В этом странном эпизоде была пища для размышлений. Не исключался самый плохой вариант: клиническая паранойя. Пора бы уже… Мания преследования вместо интуиции? Он возражал против такого варианта. Но и первый не радовал. Жжение в затылке усиливалось.

Олег проехал квартал. Стало лучше. Но теперь появилась злость. Не понравилось ему знакомство с городком. Он повернул направо, доехал до оврага, у которого обрывался городок.

Проезд сквозь лесополосу здесь отсутствовал. Валялись сгнившие деревья, обросшие грязью гильзы снарядов, чернели воронки. В 1941-м здесь стояла батарея, прикрывала западную окраину Никольска. Ей и досталось от немецких танкистов… Для засады это просто идеальное место!

Березин расстегнул кобуру, огляделся. Переулок был пуст. Еще только май, а уже бурьян по пояс. Он повернул направо, двинул машину по едва видневшейся из-под чертополоха грунтовке. Следом никого. Померещилось? Делать выводы было рано. Он чертыхался, что забрался в такую глушь.

Дворец был рядом, за деревьями, а попробуй доберись! Колеса месили грязь, но автомобиль оказался неплох — не застрял ни разу. Майор объехал городок, сделал остановку на северной окраине. Слежка отсутствовала. «А зачем следить, если и так понятно, куда я поеду?»

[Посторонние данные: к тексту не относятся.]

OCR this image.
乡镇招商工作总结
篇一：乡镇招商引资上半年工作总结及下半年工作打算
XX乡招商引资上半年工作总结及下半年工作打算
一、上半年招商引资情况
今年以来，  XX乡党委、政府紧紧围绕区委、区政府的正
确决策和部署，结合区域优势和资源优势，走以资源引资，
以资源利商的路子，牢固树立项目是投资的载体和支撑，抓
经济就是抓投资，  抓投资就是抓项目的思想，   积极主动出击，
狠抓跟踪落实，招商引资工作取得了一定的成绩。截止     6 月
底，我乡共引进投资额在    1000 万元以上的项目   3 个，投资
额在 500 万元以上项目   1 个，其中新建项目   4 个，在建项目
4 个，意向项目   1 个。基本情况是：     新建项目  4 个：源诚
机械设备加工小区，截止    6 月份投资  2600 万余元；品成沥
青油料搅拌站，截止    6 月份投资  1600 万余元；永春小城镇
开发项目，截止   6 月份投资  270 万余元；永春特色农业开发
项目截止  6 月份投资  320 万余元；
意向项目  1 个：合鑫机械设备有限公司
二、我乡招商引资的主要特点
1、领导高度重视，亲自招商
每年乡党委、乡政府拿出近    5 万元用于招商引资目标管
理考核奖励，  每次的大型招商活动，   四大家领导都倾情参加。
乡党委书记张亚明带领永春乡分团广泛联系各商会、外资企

Он выехал на гравийную дорожку за чертой города и через пару минут оказался у знакомых ворот. Память — странная штука: стоило увидеть, и словно не было этих двух с половиной лет! 17 сентября 1941 года ворота были также настежь, за ними царило такое же запустение. Но в 1941-м северный парк смотрелся лучше. Он был заброшен, не ухожен, но цел. А теперь тут — как Мамай прошел: переломанные деревья, воронки от снарядов, раскуроченная лавочка повисла на толстой ветке и смотрелась весьма странно. Трупов, конечно, не было, но возникало опасение, что если углубиться в лесистую зону, то можно наткнуться на всякое…

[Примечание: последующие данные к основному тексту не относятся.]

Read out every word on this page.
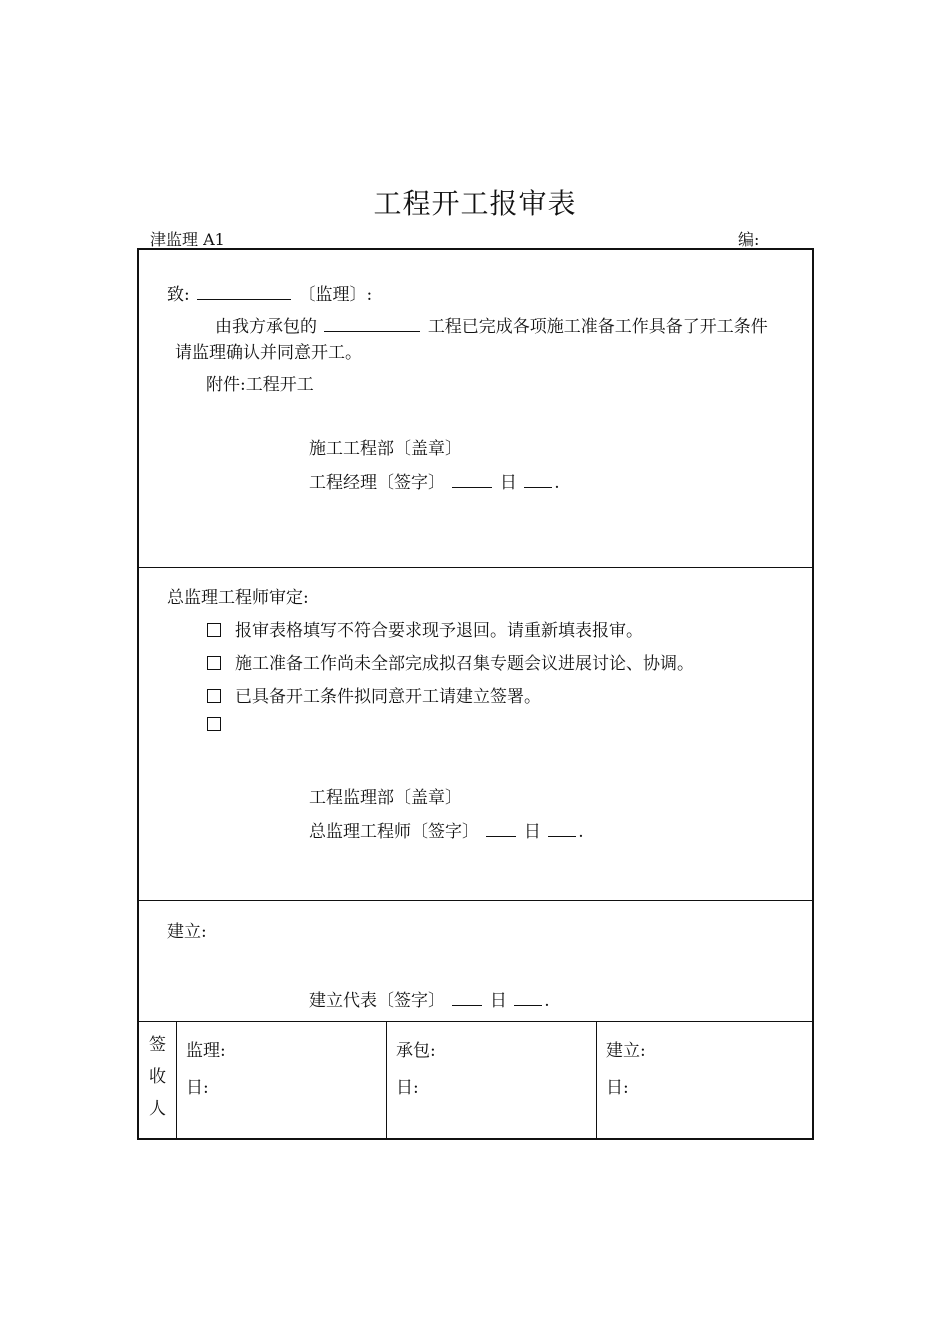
工程开工报审表
津监理 A1	编:
致:	〔监理〕:
由我方承包的	工程已完成各项施工准备工作具备了开工条件
请监理确认并同意开工。
附件:工程开工
施工工程部〔盖章〕
工程经理〔签字〕	日 .
总监理工程师审定:
报审表格填写不符合要求现予退回。请重新填表报审。
施工准备工作尚未全部完成拟召集专题会议进展讨论、协调。
已具备开工条件拟同意开工请建立签署。
工程监理部〔盖章〕
总监理工程师〔签字〕	日 .
建立:
建立代表〔签字〕	日 .
签
收
人
监理:
日:
承包:
日:
建立:
日:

Через пару минут он выбрался к северному парку. Здесь тоже похозяйничала война. Скульптур не осталось, возвышались одни пьедесталы да треснувшие вазоны. Северная сторона дворца тоже сильно пострадала. Купол был пробит в нескольких местах. Зияли провалы, обрушилась часть крыши, наружу торчали обугленные вертикальные балки. От позолоты не осталось и следа, слезла краска, уцелевшие стены смотрелись так, словно их усердно подвергали копчению. Разбитые фальшколонны, пилястры, осыпавшиеся козырьки над оконными проемами.

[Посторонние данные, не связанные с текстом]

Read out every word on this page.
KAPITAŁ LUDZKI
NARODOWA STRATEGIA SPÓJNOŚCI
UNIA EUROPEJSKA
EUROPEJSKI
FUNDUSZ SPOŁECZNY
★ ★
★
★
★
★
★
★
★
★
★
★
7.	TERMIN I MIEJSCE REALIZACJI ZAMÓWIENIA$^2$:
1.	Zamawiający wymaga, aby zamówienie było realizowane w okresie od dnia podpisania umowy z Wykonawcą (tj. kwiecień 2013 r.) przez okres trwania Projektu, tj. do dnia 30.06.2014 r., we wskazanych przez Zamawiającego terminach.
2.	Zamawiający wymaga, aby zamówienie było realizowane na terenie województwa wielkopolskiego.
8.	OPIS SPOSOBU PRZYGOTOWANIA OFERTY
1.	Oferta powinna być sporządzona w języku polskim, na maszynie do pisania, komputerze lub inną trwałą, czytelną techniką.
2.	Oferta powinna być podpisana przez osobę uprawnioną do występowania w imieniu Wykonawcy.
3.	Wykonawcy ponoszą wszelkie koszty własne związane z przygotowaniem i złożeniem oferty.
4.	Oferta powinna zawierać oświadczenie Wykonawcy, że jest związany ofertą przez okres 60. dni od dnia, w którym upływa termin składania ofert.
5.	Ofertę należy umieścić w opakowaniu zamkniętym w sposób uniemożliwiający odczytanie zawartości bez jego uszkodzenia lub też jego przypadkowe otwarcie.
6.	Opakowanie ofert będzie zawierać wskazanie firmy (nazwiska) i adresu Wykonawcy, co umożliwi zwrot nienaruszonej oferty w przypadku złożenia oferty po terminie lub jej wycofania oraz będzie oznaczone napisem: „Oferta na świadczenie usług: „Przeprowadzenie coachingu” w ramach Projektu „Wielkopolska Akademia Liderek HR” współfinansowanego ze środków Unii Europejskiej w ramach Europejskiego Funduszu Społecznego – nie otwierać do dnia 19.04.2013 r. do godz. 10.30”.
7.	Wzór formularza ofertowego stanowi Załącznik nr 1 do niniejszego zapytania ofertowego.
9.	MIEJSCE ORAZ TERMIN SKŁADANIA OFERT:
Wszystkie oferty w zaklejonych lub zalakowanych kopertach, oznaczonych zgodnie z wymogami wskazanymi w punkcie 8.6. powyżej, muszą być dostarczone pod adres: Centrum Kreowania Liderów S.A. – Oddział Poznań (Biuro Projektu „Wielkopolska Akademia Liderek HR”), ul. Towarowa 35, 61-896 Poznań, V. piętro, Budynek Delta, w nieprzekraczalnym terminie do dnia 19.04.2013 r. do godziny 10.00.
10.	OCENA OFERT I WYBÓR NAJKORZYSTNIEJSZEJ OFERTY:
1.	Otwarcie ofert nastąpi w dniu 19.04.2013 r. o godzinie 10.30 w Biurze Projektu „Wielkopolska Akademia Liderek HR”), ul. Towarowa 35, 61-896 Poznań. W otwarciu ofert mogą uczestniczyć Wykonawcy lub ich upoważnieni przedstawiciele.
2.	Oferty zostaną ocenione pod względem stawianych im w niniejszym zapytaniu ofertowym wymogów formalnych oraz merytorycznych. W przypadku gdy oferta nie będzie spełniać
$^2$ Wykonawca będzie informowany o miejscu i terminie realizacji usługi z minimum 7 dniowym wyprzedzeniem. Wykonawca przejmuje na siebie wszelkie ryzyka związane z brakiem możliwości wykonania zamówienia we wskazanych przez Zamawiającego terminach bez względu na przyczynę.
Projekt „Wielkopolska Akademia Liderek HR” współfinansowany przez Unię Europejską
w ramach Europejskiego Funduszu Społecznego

Арка в левой части здания, на удивление, сохранилась. Основание пролета было мощным — выдержало несколько артиллерийских попаданий. Вспомнилось, как сыпались на голову элементы перекрытий, когда они уходили отсюда на тех машинах…

Дугообразный купол заметно просел. Волосы шевелились, когда он проезжал под ним. Во внутреннем дворе часть пространства уже расчистили. Олег узнавал предметы антуража, испытывал при этом странное чувство. Крыльцо сохранилось, напротив него стояла грузовая машина с отброшенным бортом. Знакомые атланты подпирали бельэтаж, но шеренга скульптур понесла потери. А те, что выжили, смотрелись, мягко говоря, не празднично.

Он поставил машину рядом с грузовиком. Смотреть на все это было тяжело. Разбитых ангелов с крылышками стащили в кучу. Валялся перевернутый пьедестал. Вместо газонов и кустарников теперь была пашня. Фонтан подвергся прямым попаданиям, сложился и провалился в землю. Живописные террасы, спускающиеся к югу, раньше связывали белокаменные лестницы. Сейчас — тропинки, протоптанные между обломками гранита и мрамора. Дворцовая церковь осталась без куполов. Сильно пострадал восточный портик — там взрывом снесло колонны, их обломки валялись в грязи. Прогнулся верхний этаж, который они подпирали. Край здания висел, как стреха над избой. Опасное место огородили дощатым забором.

Павильоны в глубине парка тоже лежали в руинах. Олег отыскал взглядом гараж в низине с правой стороны. Там тоже все было печально: часть строения уцелела, другая вмялась внутрь. Причудливо смотрелась сохранившаяся скульптура в центре парка — человек в треуголке на высоком пьедестале. Земля вокруг него была расчищена, там даже пытались оформить клумбу. Надо же с чего-то начинать…

С крыльца спускался долговязый небритый мужчина в «летней» телогрейке. За плечом висела охотничья берданка. Из здания вышла невысокая женщина со сколотыми на затылке русыми волосами, опасливо посмотрела в сторону Березина.

— Здравствуйте, что вы хотели? — сипло поздоровался мужик. Он важно надувал щеки, хмурился. «Сторож», — догадался Олег.

Он кивнул, показал удостоверение. Зрение у стража дворцовых покоев было неважным: он щурился, долго всматривался в документ. Потом кивнул:

— Понятно… Вы к Марианне Симоновне?

— Это кто?

— Так это… — мужчина растерялся, — директор нашего музея, ее недавно назначили в Наркомпросе… Тимашевская Марианна Симоновна…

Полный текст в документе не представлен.